Avistamientos y soluciones
En El problema del lobo en la ciudad La LAC, la Liga para la Abolición de la Caza, también expresó su opinión. Este es su resumen: «En cuanto a la pregunta del vicepresidente del Consejo Regional, Giacomo Rossi, sobre los avistamientos de lobos en zonas residenciales, en la que afirma que «el concejal Bugaro ya se ha puesto en contacto con los alcaldes, incluso a través de los prefectos, para comunicarles la posibilidad de implementar el protocolo ISPRA, que prevé la captura de ejemplares en casos problemáticos y su posterior liberación en zonas adecuadas», el objetivo es simplemente engañar a los ciudadanos con soluciones vanas e irrealistas. En primer lugar, porque el lobo, a pesar de su degradación, sigue siendo una especie protegida y, por lo tanto, no puede corresponder a los alcaldes, prefectos o incluso a cada región decidir si, cómo y cuándo «capturar» ejemplares de lobo en un territorio determinado y reubicarlos en otras «zonas adecuadas». En segundo lugar, porque ese mismo territorio, que también puede incluir zonas residenciales, «liberado» de lobos sería rápidamente reocupado por otra manada.»
Las muertes de los lobos
El tamaño del territorio de una manada de lobos (una manada consta de 5 o 6 lobos como máximo) en los Apeninos varía entre 120 y 200 km², y su tamaño depende principalmente de la disponibilidad de presas. Cada manada delimita su territorio con heces y orina, y mata a cualquier lobo foráneo que se atreva a entrar. Por lo tanto, si la manada "ocupante" se desplazara o fuera eliminada, ese territorio sería inmediatamente reocupado por otra manada. Además, no es cierto que la población de lobos en Italia esté en "gran expansión". De hecho, una manada de lobos se compone de una pareja "alfa", la única que se reproduce, y dos o tres crías de la pareja.
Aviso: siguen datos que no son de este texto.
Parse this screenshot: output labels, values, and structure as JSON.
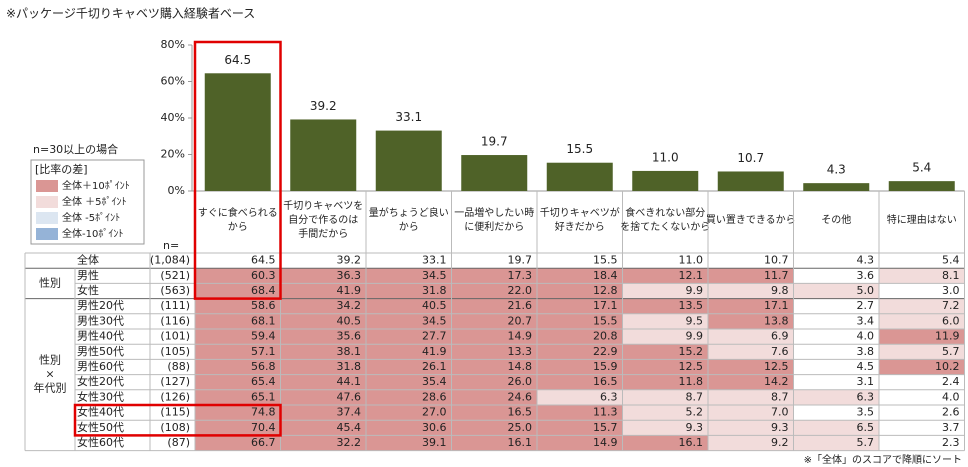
{
  "title": "※パッケージ千切りキャベツ購入経験者ベース",
  "chart_data": {
    "type": "bar",
    "categories": [
      [
        "すぐに食べられる",
        "から"
      ],
      [
        "千切りキャベツを",
        "自分で作るのは",
        "手間だから"
      ],
      [
        "量がちょうど良い",
        "から"
      ],
      [
        "一品増やしたい時",
        "に便利だから"
      ],
      [
        "千切りキャベツが",
        "好きだから"
      ],
      [
        "食べきれない部分",
        "を捨てたくないから"
      ],
      [
        "買い置きできるから"
      ],
      [
        "その他"
      ],
      [
        "特に理由はない"
      ]
    ],
    "values": [
      64.5,
      39.2,
      33.1,
      19.7,
      15.5,
      11.0,
      10.7,
      4.3,
      5.4
    ],
    "value_labels": [
      "64.5",
      "39.2",
      "33.1",
      "19.7",
      "15.5",
      "11.0",
      "10.7",
      "4.3",
      "5.4"
    ],
    "color": "#4f6228",
    "ylim": [
      0,
      80
    ],
    "yticks": [
      {
        "value": 0,
        "label": "0%"
      },
      {
        "value": 20,
        "label": "20%"
      },
      {
        "value": 40,
        "label": "40%"
      },
      {
        "value": 60,
        "label": "60%"
      },
      {
        "value": 80,
        "label": "80%"
      }
    ]
  },
  "legend": {
    "note": "n=30以上の場合",
    "title": "[比率の差]",
    "items": [
      {
        "label": "全体＋10ﾎﾟｲﾝﾄ",
        "color": "#da9694",
        "threshold": 10
      },
      {
        "label": "全体 ＋5ﾎﾟｲﾝﾄ",
        "color": "#f2dcdb",
        "threshold": 5
      },
      {
        "label": "全体 -5ﾎﾟｲﾝﾄ",
        "color": "#dce6f1",
        "threshold": -5
      },
      {
        "label": "全体-10ﾎﾟｲﾝﾄ",
        "color": "#95b3d7",
        "threshold": -10
      }
    ]
  },
  "table": {
    "n_header": "n=",
    "total": {
      "label": "全体",
      "n": "(1,084)",
      "values": [
        "64.5",
        "39.2",
        "33.1",
        "19.7",
        "15.5",
        "11.0",
        "10.7",
        "4.3",
        "5.4"
      ]
    },
    "groups": [
      {
        "label": [
          "性別"
        ],
        "rows": [
          {
            "label": "男性",
            "n": "(521)",
            "values": [
              "60.3",
              "36.3",
              "34.5",
              "17.3",
              "18.4",
              "12.1",
              "11.7",
              "3.6",
              "8.1"
            ]
          },
          {
            "label": "女性",
            "n": "(563)",
            "values": [
              "68.4",
              "41.9",
              "31.8",
              "22.0",
              "12.8",
              "9.9",
              "9.8",
              "5.0",
              "3.0"
            ]
          }
        ]
      },
      {
        "label": [
          "性別",
          "×",
          "年代別"
        ],
        "rows": [
          {
            "label": "男性20代",
            "n": "(111)",
            "values": [
              "58.6",
              "34.2",
              "40.5",
              "21.6",
              "17.1",
              "13.5",
              "17.1",
              "2.7",
              "7.2"
            ]
          },
          {
            "label": "男性30代",
            "n": "(116)",
            "values": [
              "68.1",
              "40.5",
              "34.5",
              "20.7",
              "15.5",
              "9.5",
              "13.8",
              "3.4",
              "6.0"
            ]
          },
          {
            "label": "男性40代",
            "n": "(101)",
            "values": [
              "59.4",
              "35.6",
              "27.7",
              "14.9",
              "20.8",
              "9.9",
              "6.9",
              "4.0",
              "11.9"
            ]
          },
          {
            "label": "男性50代",
            "n": "(105)",
            "values": [
              "57.1",
              "38.1",
              "41.9",
              "13.3",
              "22.9",
              "15.2",
              "7.6",
              "3.8",
              "5.7"
            ]
          },
          {
            "label": "男性60代",
            "n": "(88)",
            "values": [
              "56.8",
              "31.8",
              "26.1",
              "14.8",
              "15.9",
              "12.5",
              "12.5",
              "4.5",
              "10.2"
            ]
          },
          {
            "label": "女性20代",
            "n": "(127)",
            "values": [
              "65.4",
              "44.1",
              "35.4",
              "26.0",
              "16.5",
              "11.8",
              "14.2",
              "3.1",
              "2.4"
            ]
          },
          {
            "label": "女性30代",
            "n": "(126)",
            "values": [
              "65.1",
              "47.6",
              "28.6",
              "24.6",
              "6.3",
              "8.7",
              "8.7",
              "6.3",
              "4.0"
            ]
          },
          {
            "label": "女性40代",
            "n": "(115)",
            "values": [
              "74.8",
              "37.4",
              "27.0",
              "16.5",
              "11.3",
              "5.2",
              "7.0",
              "3.5",
              "2.6"
            ]
          },
          {
            "label": "女性50代",
            "n": "(108)",
            "values": [
              "70.4",
              "45.4",
              "30.6",
              "25.0",
              "15.7",
              "9.3",
              "9.3",
              "6.5",
              "3.7"
            ]
          },
          {
            "label": "女性60代",
            "n": "(87)",
            "values": [
              "66.7",
              "32.2",
              "39.1",
              "16.1",
              "14.9",
              "16.1",
              "9.2",
              "5.7",
              "2.3"
            ]
          }
        ]
      }
    ]
  },
  "footnote": "※「全体」のスコアで降順にソート"
}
Los lobos se reproducen una vez al año, y una pareja da a luz de dos a seis crías, la mitad de las cuales, en promedio, no sobreviven al año siguiente. Las crías supervivientes permanecen con su madre y la manada durante un máximo de uno o dos años, y luego son retiradas y se dispersan en busca de nuevos hogares. Nuevos territorios y, de estos lobos, en promedio, solo uno de cada cuatro sobrevive. Además, se estima que cada año entre 200 y 500 lobos en Italia mueren por disparos, veneno, trampas o atropellos. Por lo tanto, es prácticamente imposible que su número aumente; de hecho, es mucho más probable que disminuya.
las fincas
Considerando que, en el último monitoreo de 2021, el ISPRA registró la presencia de aproximadamente 3.300 lobos en toda Italia, es evidente la baja densidad de estos animales y cómo el lobo ha saturado completamente su área de distribución, reocupando casi por completo su territorio histórico, del que fue exterminado a mediados de la década de 70. Es totalmente falso que el lobo se alimente principalmente de animales de granja o domésticos, y que este tipo de depredación esté en aumento. De hecho, la dieta del lobo se compone en más del 70% de jabalíes, de los cuales se alimenta de los ejemplares más jóvenes, lo que contribuye al envejecimiento de la población de ungulados, estabilizándola en cifras tolerables en los territorios que controla. Así lo demuestran los últimos datos disponibles sobre el sacrificio de jabalíes en cacerías programadas y controladas, que confirman un fuerte descenso de la población de jabalíes, precisamente gracias al papel fundamental del lobo en la cima de la pirámide alimentaria. Otro 25% de su dieta está compuesta por otros ungulados (corzos, ciervos, gamos, etc.) y la nutria, especie exótica e invasora, mientras que menos del 5% está constituido por animales de granja y de compañía, que son depredados exclusivamente porque se les deja sin vigilancia y sin perros guardianes (pastores de los Abruzos) o sin medidas de protección eficaces.